[Paleopsych] conserved stuff in 'junk' DNA

Werbos, Dr. Paul J. paul.werbos at verizon.net
Sun Nov 28 16:19:18 UTC 2004


If the "junk" DNA is more highly conserved than the usual DNA...
that's important. It may suggest an interpretation a bit different from what
we have been drifting into.

Two alternative views of what that datum implies --

A conservative view might be that "what you see is what you get after all,"
and that the "junk DNA"... is like the glia cells in the brain, which people
think supply metabolic support to ALLOW neurons to play the decisive role 
everyone assumes...
could it be that the nonjunk DNA is as dominant as people have always 
thought, and that
the "junk DNA" is a kind of constant support system... evolved long,long 
ago and then frozen?
The paper you cited says the junk DNA is "highly conserved," but doesn't say
whether it is constant across all types of earth life, or just major groups.

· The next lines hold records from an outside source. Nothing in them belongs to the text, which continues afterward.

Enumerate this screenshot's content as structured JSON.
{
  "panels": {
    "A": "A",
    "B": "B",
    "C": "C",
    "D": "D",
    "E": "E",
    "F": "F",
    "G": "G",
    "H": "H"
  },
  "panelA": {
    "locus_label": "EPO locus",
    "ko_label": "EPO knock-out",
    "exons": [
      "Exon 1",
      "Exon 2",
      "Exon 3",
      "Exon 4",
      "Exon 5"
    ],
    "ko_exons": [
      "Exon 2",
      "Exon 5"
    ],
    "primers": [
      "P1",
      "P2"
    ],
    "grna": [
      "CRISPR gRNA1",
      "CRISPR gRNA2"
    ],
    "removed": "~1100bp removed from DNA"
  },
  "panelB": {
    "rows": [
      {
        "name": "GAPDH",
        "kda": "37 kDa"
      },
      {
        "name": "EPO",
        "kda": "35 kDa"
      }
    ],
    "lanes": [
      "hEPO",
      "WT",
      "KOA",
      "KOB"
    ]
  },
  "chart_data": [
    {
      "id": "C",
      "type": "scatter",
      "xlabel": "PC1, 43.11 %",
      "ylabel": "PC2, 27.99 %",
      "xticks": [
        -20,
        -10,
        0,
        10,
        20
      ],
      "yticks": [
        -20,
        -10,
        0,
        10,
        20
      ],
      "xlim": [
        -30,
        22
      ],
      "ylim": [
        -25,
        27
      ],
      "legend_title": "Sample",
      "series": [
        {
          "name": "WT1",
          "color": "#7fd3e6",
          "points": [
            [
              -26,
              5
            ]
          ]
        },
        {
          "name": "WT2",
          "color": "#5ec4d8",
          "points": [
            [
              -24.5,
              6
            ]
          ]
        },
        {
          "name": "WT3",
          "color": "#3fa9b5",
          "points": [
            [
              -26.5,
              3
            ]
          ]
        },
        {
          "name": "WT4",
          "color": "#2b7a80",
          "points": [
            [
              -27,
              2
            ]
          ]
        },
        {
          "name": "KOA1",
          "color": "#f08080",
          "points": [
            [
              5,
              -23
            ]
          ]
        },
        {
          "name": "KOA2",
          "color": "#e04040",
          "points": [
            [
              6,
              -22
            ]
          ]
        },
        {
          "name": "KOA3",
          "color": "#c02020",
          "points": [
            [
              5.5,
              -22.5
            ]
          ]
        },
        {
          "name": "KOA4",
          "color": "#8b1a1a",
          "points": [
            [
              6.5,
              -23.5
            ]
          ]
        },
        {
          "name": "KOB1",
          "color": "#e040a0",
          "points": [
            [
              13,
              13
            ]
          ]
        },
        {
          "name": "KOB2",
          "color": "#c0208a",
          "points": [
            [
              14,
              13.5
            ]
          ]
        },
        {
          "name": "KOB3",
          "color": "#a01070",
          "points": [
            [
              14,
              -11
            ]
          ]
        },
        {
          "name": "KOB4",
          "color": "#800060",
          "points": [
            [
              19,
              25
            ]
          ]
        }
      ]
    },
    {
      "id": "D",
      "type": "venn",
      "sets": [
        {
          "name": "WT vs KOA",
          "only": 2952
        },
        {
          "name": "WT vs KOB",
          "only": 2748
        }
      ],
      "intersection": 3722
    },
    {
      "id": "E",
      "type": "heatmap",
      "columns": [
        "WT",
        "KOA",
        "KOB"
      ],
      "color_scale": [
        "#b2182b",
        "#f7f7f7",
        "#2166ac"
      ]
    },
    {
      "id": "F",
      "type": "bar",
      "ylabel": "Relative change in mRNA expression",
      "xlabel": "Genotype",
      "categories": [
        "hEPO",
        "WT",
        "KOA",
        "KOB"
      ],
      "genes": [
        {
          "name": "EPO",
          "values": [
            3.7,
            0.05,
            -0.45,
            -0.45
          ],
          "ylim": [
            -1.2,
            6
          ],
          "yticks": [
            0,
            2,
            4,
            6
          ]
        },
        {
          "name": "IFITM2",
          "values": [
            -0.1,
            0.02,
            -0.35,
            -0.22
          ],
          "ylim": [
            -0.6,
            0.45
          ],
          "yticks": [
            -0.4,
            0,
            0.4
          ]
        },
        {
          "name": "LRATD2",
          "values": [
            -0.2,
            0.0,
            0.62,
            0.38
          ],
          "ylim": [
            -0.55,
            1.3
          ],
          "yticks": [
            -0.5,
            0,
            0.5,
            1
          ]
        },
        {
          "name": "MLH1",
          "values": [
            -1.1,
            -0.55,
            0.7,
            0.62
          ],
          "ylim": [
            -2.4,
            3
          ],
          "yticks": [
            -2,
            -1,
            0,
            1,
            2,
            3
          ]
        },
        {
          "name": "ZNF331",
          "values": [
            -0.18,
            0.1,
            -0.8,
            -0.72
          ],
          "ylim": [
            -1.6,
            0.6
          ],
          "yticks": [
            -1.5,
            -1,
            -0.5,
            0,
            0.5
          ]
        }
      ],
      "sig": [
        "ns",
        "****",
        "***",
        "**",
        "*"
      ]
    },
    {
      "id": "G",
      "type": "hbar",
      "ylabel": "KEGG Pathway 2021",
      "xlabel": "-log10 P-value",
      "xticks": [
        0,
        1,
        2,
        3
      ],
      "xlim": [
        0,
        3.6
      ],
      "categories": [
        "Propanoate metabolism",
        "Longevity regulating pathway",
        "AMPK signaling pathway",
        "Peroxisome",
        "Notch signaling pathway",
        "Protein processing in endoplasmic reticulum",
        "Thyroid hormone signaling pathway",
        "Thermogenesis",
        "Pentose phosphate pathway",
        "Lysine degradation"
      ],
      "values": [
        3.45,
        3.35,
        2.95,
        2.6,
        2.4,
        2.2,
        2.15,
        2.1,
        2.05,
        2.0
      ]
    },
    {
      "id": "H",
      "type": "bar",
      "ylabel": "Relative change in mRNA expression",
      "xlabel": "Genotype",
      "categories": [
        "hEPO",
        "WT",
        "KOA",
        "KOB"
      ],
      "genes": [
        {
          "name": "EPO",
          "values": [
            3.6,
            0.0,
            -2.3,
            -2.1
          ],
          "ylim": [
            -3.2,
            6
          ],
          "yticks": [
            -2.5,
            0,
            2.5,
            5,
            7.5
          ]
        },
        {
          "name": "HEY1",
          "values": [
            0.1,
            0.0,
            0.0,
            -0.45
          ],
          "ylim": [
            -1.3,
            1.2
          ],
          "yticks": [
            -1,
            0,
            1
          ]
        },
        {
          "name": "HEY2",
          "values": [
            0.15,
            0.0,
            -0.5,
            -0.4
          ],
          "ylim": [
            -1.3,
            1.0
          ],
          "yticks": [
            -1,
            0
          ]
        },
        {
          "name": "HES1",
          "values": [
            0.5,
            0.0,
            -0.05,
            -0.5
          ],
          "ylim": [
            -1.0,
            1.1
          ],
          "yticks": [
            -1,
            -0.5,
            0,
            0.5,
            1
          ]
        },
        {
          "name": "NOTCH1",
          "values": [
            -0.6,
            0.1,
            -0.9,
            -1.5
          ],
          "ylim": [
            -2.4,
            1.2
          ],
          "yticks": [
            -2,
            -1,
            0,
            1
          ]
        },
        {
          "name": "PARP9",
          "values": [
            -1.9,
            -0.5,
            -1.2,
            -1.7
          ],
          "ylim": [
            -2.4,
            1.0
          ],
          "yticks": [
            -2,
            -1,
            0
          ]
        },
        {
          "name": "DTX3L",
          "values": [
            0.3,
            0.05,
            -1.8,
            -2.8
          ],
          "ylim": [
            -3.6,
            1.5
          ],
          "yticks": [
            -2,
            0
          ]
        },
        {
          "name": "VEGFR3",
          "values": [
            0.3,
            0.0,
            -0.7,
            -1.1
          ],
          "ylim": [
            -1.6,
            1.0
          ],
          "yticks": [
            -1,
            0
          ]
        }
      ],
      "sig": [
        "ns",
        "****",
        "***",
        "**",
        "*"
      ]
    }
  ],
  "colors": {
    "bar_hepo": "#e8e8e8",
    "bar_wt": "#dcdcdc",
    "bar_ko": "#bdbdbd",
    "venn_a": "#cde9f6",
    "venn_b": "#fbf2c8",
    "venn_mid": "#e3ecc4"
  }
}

A totally different view... "high conserved" could just mean slowly changing.
In multilayer time-lagged recurrent neural networks... we know we need to 
have slower
learning rates for stuff which is further away from direct empirical testing.
New categories of perception evolve more slowly than ... the formation
of memories using EXISTING categories, which can be "one-trial memories."